You will design and implement tools and solutions for continuous data validation in ML pipelines for various Orange projects. You will recommend the best solutions, support and advise orange teams (data scientists, data analysts, BI teams, data owner, etc.).
Working under the direction of the Data Quality Product Owner, you will calibrate and qualify tools (commercial tools, internally developed tools, open source tools, cloud tools, etc.) and adapt them to the needs of customers or users.
You will work closely with other Data stakeholders and will contribute to strengthen the links between data quality and data catalogs, data lineage, DataOps pipelines, etc.
You will also contribute to explain the value of continuous data quality validation among all Orange teams.
You will investigate methods to improve and measure the performance of data quality tools and will be free to propose new approaches.
Your job involves a mix of activities.
Understand expectations in term of data quality
Analyze project's needs and characteristics
Propose solutions, implement, integrate, test and transfer the chosen solution
Produce regular reporting for customers, data quality product owner and management
Data Quality evangelist:
Communications on data quality stakes and solutions
Cookbook or demo
Learn, test adapt or create about new data quality solutions.
You have at least 2 years of experience in data engineering (building data pipelines, industrialization of data science applications)
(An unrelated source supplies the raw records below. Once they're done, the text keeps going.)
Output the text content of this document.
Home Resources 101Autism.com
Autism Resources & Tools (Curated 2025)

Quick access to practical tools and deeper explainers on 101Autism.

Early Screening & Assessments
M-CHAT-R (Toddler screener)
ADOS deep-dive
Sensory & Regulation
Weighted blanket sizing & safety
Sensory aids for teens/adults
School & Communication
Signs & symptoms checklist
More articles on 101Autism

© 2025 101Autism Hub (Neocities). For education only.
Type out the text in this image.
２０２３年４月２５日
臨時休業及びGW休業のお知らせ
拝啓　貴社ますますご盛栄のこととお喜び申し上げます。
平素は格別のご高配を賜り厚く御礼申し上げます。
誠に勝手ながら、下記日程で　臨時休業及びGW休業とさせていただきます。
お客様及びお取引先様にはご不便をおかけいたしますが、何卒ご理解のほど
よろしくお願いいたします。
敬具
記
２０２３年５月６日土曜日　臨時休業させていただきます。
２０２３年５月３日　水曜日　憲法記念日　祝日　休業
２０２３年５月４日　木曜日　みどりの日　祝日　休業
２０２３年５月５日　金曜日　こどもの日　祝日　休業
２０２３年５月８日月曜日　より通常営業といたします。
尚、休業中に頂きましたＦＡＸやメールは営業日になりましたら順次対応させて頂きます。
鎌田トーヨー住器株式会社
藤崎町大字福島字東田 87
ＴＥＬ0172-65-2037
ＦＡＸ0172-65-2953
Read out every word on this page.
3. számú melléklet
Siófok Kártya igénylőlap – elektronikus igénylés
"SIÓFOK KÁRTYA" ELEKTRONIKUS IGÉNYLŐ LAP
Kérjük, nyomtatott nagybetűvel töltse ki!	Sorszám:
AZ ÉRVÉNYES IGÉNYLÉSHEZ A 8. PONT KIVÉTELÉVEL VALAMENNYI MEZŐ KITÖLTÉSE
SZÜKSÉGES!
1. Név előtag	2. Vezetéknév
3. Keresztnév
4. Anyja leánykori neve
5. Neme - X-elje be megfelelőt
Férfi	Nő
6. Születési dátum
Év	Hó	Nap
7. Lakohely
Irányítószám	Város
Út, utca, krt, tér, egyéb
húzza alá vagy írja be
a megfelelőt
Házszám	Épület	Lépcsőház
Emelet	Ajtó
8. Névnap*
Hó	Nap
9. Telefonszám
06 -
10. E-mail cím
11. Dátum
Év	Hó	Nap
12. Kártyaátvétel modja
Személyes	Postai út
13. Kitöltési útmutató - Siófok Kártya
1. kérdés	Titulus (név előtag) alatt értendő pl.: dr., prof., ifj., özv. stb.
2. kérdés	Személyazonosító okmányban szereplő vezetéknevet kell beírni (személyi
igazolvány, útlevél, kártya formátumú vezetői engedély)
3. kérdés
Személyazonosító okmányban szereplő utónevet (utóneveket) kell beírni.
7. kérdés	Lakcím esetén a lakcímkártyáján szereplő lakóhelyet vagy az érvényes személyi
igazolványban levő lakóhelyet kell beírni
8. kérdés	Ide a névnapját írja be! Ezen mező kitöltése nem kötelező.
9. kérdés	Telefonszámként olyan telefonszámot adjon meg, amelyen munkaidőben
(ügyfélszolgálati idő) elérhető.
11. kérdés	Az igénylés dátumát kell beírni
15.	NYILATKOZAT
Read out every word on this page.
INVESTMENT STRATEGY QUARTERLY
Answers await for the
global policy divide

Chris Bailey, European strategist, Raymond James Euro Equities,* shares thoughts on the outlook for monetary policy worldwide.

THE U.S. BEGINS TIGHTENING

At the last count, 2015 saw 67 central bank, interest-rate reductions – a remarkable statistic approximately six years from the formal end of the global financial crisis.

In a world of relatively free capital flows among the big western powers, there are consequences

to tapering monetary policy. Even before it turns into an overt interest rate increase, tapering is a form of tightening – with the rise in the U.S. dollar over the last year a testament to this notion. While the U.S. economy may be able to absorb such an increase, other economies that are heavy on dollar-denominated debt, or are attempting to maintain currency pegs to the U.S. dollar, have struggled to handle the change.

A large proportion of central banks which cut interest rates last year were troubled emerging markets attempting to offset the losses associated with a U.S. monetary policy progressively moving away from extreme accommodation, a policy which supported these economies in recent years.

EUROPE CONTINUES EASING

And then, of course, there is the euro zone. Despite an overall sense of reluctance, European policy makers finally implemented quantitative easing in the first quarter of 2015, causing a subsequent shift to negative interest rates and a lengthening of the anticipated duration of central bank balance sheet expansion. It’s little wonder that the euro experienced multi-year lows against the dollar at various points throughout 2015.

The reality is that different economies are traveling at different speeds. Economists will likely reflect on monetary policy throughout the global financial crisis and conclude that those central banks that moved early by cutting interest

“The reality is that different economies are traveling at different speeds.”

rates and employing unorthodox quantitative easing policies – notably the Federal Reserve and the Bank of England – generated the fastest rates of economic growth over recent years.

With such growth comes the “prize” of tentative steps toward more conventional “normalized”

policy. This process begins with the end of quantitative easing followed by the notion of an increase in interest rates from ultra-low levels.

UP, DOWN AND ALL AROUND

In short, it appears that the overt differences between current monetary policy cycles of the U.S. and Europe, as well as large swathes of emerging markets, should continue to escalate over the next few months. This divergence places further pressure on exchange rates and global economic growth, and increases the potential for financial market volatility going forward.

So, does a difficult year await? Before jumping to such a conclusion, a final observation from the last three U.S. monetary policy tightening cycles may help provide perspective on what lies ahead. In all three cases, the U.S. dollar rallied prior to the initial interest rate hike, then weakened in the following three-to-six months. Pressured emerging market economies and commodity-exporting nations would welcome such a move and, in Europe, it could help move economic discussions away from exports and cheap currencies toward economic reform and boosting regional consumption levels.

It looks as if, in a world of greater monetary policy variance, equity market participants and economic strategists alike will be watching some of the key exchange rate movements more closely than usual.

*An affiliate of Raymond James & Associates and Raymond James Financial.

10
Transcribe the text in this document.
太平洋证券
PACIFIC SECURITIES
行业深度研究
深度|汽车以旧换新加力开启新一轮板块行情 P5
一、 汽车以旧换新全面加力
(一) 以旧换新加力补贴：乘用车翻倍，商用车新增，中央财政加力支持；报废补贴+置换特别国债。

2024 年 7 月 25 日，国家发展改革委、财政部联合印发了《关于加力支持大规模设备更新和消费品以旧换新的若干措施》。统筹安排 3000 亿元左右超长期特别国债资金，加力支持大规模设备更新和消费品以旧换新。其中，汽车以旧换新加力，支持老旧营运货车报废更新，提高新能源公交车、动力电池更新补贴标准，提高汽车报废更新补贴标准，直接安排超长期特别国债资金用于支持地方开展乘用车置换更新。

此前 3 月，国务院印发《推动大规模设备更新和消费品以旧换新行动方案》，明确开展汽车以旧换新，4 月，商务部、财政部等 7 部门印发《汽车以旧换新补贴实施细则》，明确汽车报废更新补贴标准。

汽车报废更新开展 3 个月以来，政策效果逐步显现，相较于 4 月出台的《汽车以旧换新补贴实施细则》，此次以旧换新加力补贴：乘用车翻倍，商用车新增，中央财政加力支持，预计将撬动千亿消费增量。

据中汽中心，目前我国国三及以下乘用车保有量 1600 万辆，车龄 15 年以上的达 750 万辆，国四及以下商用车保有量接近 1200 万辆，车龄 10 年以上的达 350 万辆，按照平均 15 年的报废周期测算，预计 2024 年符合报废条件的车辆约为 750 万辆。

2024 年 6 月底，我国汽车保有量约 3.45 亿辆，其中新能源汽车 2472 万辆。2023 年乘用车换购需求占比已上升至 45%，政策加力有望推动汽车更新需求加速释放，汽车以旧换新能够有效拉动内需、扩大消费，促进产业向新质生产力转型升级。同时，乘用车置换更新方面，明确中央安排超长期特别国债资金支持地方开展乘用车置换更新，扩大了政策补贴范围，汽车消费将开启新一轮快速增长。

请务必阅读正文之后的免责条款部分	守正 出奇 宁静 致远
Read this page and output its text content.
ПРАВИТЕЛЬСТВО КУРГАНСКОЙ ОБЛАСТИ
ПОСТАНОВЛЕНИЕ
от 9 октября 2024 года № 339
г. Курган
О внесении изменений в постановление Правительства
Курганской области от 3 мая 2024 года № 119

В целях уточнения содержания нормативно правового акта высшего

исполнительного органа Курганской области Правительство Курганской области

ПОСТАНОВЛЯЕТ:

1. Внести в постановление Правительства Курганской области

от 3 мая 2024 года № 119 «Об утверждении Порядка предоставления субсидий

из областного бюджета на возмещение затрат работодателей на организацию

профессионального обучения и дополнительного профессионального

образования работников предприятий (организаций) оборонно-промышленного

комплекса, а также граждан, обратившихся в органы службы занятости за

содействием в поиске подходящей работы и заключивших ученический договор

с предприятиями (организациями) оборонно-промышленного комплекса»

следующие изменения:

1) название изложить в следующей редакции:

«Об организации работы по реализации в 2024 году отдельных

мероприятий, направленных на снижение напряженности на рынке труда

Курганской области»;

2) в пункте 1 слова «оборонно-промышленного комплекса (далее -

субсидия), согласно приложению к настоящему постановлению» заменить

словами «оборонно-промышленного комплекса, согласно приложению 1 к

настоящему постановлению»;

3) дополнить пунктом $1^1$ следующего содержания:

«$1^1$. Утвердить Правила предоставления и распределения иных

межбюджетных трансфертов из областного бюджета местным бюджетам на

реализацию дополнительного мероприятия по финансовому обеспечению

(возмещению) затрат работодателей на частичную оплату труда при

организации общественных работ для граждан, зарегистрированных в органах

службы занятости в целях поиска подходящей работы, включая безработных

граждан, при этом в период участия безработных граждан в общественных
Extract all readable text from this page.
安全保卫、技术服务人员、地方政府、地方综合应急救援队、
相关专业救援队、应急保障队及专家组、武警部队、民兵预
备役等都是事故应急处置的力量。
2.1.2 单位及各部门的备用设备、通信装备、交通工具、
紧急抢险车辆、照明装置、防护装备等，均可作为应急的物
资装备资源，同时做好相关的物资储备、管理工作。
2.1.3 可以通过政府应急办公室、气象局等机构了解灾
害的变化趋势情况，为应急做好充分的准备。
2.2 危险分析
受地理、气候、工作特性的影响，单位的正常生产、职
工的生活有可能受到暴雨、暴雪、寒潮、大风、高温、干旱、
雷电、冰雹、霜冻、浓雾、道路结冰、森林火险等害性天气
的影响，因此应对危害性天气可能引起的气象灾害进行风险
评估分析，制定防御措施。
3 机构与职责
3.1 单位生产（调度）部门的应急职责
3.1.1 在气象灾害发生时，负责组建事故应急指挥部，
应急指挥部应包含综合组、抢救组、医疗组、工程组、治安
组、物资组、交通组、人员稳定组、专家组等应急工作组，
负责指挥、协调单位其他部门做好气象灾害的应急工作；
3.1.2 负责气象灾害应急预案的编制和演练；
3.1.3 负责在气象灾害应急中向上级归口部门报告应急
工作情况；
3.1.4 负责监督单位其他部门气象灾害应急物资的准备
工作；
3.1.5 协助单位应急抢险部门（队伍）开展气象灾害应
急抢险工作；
An experience with data validation tools such as TensorFlow Data Validation, Amazon DeeQu or Great Expectations is a plus
You are convinced of the importance of data quality and you are highly motivated to address the corresponding tasks
You are results-oriented and you like to solve real-world problems
You have already worked in agile mode and have a taste for the consulting business
An experience working across organizational boundaries on a local and global basis is an asset
You have strong skills in Python, Java or Scala; knowledge of an ETL (Talend, Informatica...) is a plus
Excellent analytical skills with the ability to maintain attention to detail
Excellent communication skills, both written and oral
Great interpersonal and listening skills
Knowledge of ML algorithms and techniques (deep learning, tensorflow, keras, ...)
You have a good knowledge of modern development processes and tools (DevOps, Git, CI/CD...)
You have a basic knowledge of data architecture and cloud environment (GCP for instance)